Building Equality Functionality Into Your Own Types - Swift 2.0, Xcode 7 and Interface Builder - iOS 9 Swift Programming Cookbook (2015)

iOS 9 Swift Programming Cookbook (2015)

Chapter 1. Swift 2.0, Xcode 7 and Interface Builder

1.13 Building Equality Functionality Into Your Own Types

Problem

You have your own structs and classes and you want to build equality-checking functionality into them.

Solution

Build your equality functionality into the protocols to which your types conform. This is the way to go!

Discussion

Let me give you an example. Let’s say that we have a protocol called Named:

protocol Named{

var name: String {get}

}

We can build the equality functionality into this protocol. We can check the name property and if the name is the same on both sides, then we are equal.

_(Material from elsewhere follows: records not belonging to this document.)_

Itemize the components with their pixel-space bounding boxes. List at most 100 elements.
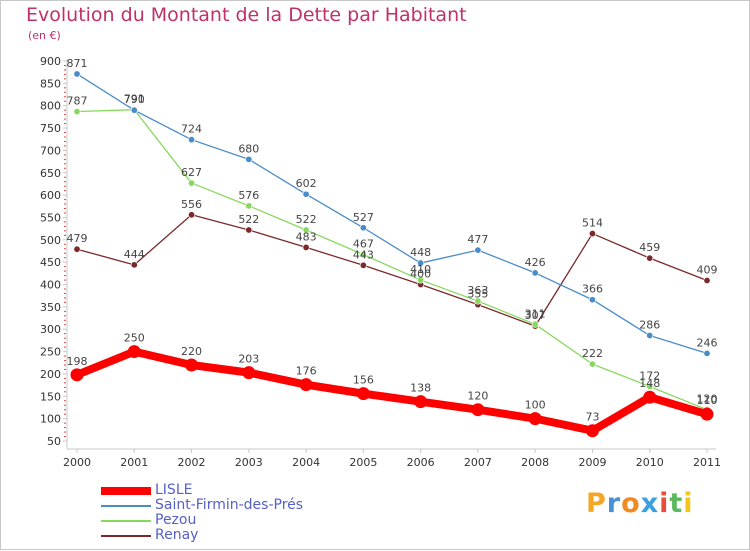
legend: LISLE Saint-Firmin-des-Prés Pezou Renay [101,483,303,543]
y-minor-tick [64,136,66,138]
y-minor-tick [64,386,66,388]
data-point [643,390,657,404]
data-point [130,106,138,114]
y-minor-tick [64,64,66,66]
legend-item-saint-firmin: Saint-Firmin-des-Prés [101,498,303,513]
y-tick-label: 750 [40,122,61,135]
legend-swatch-renay [101,534,151,537]
legend-label-saint-firmin: Saint-Firmin-des-Prés [155,497,304,513]
y-minor-tick [64,91,66,93]
data-point [471,403,485,417]
data-point [245,155,253,163]
y-minor-tick [64,78,66,80]
data-point [299,378,313,392]
data-point [417,259,425,267]
data-point [302,190,310,198]
y-minor-tick [64,163,66,165]
y-minor-tick [64,319,66,321]
chart-unit: (en €) [28,29,61,42]
data-point [646,331,654,339]
data-label: 627 [181,166,202,179]
axes: 50 100 150 200 250 300 350 400 450 500 550 600 650 70… [40,55,721,469]
y-minor-tick [64,252,66,254]
series-lines [73,73,711,435]
x-tick-label: 2001 [120,456,148,469]
data-label: 203 [238,353,259,366]
y-minor-tick [64,333,66,335]
y-minor-tick [64,427,66,429]
data-label: 576 [238,189,259,202]
data-label: 522 [238,213,259,226]
y-minor-tick [64,391,66,393]
legend-item-renay: Renay [101,528,303,543]
series-points [70,70,714,438]
y-minor-tick [64,324,66,326]
y-tick-label: 300 [40,323,61,336]
y-tick-label: 550 [40,211,61,224]
logo-letter: i [683,488,694,519]
data-point [474,297,482,305]
y-minor-tick [64,404,66,406]
logo-letter: x [640,488,660,519]
y-minor-tick [64,181,66,183]
data-point [242,366,256,380]
data-point [359,224,367,232]
y-minor-tick [64,377,66,379]
x-tick-label: 2009 [578,456,606,469]
logo-letter: i [659,488,670,519]
x-tick-label: 2002 [178,456,206,469]
y-minor-tick [64,270,66,272]
y-tick-label: 50 [47,435,61,448]
chart-title: Evolution du Montant de la Dette par Hab… [26,4,467,26]
data-label: 410 [410,263,431,276]
y-tick-label: 850 [40,77,61,90]
y-tick-label: 450 [40,256,61,269]
y-minor-tick [64,203,66,205]
data-label: 514 [582,217,603,230]
data-point [646,382,654,390]
y-minor-tick [64,368,66,370]
data-label: 871 [67,57,88,70]
y-tick-label: 150 [40,390,61,403]
y-minor-tick [64,221,66,223]
y-minor-tick [64,100,66,102]
data-point [414,395,428,409]
data-label: 459 [639,241,660,254]
y-minor-tick [64,132,66,134]
y-minor-tick [64,315,66,317]
data-label: 198 [67,355,88,368]
y-minor-tick [64,248,66,250]
y-minor-tick [64,185,66,187]
data-label: 120 [697,393,718,406]
data-label: 680 [238,142,259,155]
y-tick-label: 800 [40,100,61,113]
y-tick-label: 500 [40,234,61,247]
y-minor-tick [64,355,66,357]
data-label: 246 [697,336,718,349]
y-minor-tick [64,96,66,98]
y-minor-tick [64,409,66,411]
x-tick-label: 2000 [63,456,91,469]
y-minor-tick [64,400,66,402]
data-label: 467 [353,238,374,251]
data-label: 444 [124,248,145,261]
legend-swatch-saint-firmin [101,504,151,507]
data-point [127,345,141,359]
y-minor-tick [64,114,66,116]
series-line-1 [76,73,708,355]
data-point [356,387,370,401]
data-label: 222 [582,347,603,360]
x-tick-label: 2011 [693,456,721,469]
data-point [588,296,596,304]
data-label: 73 [585,411,599,424]
data-label: 448 [410,246,431,259]
legend-label-lisle: LISLE [155,482,193,498]
data-point [359,251,367,259]
logo-letter: r [606,488,622,519]
series-line-2 [76,109,708,411]
y-minor-tick [64,87,66,89]
data-point [245,226,253,234]
x-tick-label: 2007 [464,456,492,469]
data-point [703,277,711,285]
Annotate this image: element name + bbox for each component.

func ==(lhs : Named, rhs: Named) -> Bool{

return lhs.name == rhs.name

}

Now let’s define two types, a car and a motorcycle, and make them conform to this protocol:

struct Car{}

struct Motorcycle{}

extension Car : Named{

var name: String{

return "Car"

}

}

extension Motorcycle : Named{

var name: String{

return "Motorcycle"

}

}

That was it, really. You can see that I didn’t have to build the equality functionality into Car and into Motorcycle separately. I built it into the protocol to which both types conform. And then we can use it like so:

func example1(){

let v1: Named = Car()

let v2: Named = Motorcycle()

if v1 == v2{

print("They are equal")

} else {

print("They are not equal")

}

}

This example will say that the two constants are not equal because one is a car and the other one is a motorcycle, but what if we compared two cars?

func example2(){

let v1: Named = Car()

let v2: Named = Car()

if v1 == v2{

print("They are equal")

} else {

print("They are not equal")

}

}

Bingo. Now they are equal. So instead of building the equality functionality into your types, build them into the protocols that your types conform to and you are good to go.